Da arte com que trabalharmos o nosso pensamento dependem as nossas misérias ou as nossas glórias...

quinta-feira, 4 de maio de 2023

Deus na Natureza ~


~ a vontade do homem ~ 
(V) 

 Mas nós não temos necessidade de prova alguma exterior para afirmar a nossa liberdade. Ninguém melhor o sabe do que a nossa própria consciência. Ela é, aliás, a única coisa que possuímos completamente nossa e, a boa ou má direcção que lhe damos, em definitivo, só depende de nós. Os nossos hábitos e pendores não são os nossos amos, mas os servos.
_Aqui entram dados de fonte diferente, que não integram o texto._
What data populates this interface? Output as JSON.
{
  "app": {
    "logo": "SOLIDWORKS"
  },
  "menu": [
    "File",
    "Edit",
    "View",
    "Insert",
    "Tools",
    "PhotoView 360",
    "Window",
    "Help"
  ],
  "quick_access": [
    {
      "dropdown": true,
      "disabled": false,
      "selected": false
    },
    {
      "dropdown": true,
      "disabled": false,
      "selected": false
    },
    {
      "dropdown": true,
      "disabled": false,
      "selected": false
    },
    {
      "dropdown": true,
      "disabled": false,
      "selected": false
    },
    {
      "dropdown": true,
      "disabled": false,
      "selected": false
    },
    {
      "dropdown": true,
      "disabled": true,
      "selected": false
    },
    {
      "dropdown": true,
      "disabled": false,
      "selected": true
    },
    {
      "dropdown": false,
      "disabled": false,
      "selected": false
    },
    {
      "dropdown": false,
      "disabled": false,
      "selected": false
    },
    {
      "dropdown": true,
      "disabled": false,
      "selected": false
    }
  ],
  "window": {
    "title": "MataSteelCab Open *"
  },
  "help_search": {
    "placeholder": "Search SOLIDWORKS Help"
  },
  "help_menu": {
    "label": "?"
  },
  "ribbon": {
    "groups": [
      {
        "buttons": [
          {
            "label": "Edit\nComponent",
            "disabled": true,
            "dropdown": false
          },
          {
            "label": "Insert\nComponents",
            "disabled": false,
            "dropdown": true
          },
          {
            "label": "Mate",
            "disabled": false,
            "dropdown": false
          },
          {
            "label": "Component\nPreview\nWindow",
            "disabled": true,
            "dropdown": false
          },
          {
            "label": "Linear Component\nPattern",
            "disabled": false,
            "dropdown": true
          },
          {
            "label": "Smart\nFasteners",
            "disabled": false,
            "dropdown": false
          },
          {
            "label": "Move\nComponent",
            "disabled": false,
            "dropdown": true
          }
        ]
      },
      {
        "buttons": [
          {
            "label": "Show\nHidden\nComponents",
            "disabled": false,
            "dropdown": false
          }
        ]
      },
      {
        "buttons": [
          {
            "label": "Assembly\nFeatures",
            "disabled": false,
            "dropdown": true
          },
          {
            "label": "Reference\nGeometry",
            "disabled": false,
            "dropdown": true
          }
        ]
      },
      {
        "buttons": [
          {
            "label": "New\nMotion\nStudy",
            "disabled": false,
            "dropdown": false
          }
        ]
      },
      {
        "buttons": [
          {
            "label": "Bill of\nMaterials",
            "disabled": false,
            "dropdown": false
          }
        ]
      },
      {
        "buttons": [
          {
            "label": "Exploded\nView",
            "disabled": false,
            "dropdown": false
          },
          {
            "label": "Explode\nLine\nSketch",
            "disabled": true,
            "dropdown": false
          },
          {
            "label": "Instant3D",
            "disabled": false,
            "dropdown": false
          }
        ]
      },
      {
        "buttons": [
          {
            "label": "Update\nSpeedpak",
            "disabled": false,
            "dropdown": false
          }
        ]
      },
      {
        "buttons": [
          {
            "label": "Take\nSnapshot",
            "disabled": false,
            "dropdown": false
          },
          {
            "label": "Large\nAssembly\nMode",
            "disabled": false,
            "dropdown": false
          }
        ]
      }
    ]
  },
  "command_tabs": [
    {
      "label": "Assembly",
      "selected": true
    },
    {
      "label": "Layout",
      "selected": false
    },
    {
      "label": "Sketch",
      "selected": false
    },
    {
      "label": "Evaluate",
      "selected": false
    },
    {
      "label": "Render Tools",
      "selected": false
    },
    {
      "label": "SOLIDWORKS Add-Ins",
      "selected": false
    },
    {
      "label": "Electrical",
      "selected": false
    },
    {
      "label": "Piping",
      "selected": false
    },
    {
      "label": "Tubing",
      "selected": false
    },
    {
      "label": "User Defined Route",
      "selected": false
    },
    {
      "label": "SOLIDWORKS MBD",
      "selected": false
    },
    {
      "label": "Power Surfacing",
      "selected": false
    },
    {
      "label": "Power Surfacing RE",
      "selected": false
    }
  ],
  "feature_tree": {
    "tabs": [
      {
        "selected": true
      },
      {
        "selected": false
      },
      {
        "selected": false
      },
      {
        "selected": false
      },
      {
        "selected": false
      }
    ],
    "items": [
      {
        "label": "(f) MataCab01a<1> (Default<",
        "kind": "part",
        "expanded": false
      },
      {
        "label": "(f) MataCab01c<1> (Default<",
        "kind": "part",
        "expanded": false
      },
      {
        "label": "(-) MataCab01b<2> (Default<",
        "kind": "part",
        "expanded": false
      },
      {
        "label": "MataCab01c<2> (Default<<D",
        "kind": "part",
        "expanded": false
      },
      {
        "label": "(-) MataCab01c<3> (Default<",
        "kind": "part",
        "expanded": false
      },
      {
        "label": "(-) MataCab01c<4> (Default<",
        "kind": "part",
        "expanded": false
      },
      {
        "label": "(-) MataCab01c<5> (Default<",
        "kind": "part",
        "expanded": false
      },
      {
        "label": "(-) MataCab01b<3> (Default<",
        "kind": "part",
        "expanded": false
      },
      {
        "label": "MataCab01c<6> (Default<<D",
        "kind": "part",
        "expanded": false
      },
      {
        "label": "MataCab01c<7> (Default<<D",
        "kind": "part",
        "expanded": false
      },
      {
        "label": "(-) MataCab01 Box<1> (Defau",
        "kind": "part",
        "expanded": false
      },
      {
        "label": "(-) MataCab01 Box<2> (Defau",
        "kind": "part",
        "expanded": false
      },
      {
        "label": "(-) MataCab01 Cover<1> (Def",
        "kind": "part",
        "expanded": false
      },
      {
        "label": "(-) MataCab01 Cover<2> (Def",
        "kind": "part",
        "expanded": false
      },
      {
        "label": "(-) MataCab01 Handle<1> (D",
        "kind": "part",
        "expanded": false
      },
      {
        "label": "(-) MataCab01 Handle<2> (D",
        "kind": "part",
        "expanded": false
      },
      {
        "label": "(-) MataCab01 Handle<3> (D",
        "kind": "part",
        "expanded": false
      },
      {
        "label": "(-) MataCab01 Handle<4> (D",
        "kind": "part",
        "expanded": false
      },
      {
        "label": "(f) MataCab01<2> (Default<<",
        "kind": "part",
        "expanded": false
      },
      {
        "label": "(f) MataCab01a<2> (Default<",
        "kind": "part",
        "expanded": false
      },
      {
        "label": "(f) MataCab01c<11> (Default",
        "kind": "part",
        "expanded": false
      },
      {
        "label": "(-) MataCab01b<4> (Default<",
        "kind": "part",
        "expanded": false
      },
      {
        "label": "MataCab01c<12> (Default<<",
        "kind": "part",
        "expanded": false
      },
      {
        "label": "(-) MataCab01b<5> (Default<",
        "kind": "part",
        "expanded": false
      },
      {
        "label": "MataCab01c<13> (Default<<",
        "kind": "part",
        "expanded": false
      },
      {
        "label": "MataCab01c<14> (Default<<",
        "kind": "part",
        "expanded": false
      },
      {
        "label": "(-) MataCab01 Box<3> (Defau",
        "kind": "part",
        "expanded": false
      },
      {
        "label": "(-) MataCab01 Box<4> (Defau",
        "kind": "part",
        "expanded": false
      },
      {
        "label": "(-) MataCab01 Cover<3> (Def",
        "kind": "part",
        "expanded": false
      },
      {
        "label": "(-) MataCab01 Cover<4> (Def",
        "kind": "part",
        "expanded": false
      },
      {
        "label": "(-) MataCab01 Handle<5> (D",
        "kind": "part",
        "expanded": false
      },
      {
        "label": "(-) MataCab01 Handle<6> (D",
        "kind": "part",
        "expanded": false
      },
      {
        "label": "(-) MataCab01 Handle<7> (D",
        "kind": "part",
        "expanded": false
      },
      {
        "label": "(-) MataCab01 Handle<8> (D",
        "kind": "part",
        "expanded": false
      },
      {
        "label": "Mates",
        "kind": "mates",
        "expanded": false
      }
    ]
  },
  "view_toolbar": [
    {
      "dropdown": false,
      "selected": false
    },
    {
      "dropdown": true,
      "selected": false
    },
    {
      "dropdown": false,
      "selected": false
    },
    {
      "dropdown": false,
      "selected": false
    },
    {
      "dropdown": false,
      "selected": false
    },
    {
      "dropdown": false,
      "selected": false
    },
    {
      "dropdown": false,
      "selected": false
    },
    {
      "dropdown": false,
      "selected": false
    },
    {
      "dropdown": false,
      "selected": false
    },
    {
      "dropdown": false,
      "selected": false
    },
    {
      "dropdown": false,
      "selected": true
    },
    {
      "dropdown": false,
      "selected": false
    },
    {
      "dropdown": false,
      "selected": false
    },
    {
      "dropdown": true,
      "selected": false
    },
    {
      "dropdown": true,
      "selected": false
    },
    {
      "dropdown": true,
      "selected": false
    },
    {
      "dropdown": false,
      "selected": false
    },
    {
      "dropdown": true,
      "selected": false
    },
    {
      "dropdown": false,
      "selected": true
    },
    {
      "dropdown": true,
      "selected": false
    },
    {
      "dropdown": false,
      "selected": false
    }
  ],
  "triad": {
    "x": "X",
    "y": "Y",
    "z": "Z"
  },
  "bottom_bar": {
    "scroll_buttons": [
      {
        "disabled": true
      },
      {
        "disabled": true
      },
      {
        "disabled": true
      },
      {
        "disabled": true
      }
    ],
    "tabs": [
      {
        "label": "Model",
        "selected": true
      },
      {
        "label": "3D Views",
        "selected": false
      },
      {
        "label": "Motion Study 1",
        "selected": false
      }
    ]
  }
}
Mesmo quando com eles transigimos, a consciência adverte-nos de que poderíamos resistir e que, para vencê-los, não careceríamos de fortaleza superior às nossas possibilidades, se fizéssemos finca-pé. É pelo emprego livre da razão que nos fazemos o que somos. Se ela apenas propende para o sensualismo é por que a vontade, forte e demoníaca, subjuga e escraviza a inteligência. Bem dirigida, porém, essa mesma vontade compara-se a uma rainha, tendo por ministros as faculdades intelectuais e presidindo ao maior desenvolvimento compatível para com a natureza humana. 

 Este pretenso ateísmo científico tomou o encargo de rebaixar e destruir todos os caracteres da grandeza humana. Não pode, contudo, impedir a alma de provar o seu valor, de sobrelevar (i) a matéria, construindo-se de si mesma com os elementos do seu meio e do seu clima. 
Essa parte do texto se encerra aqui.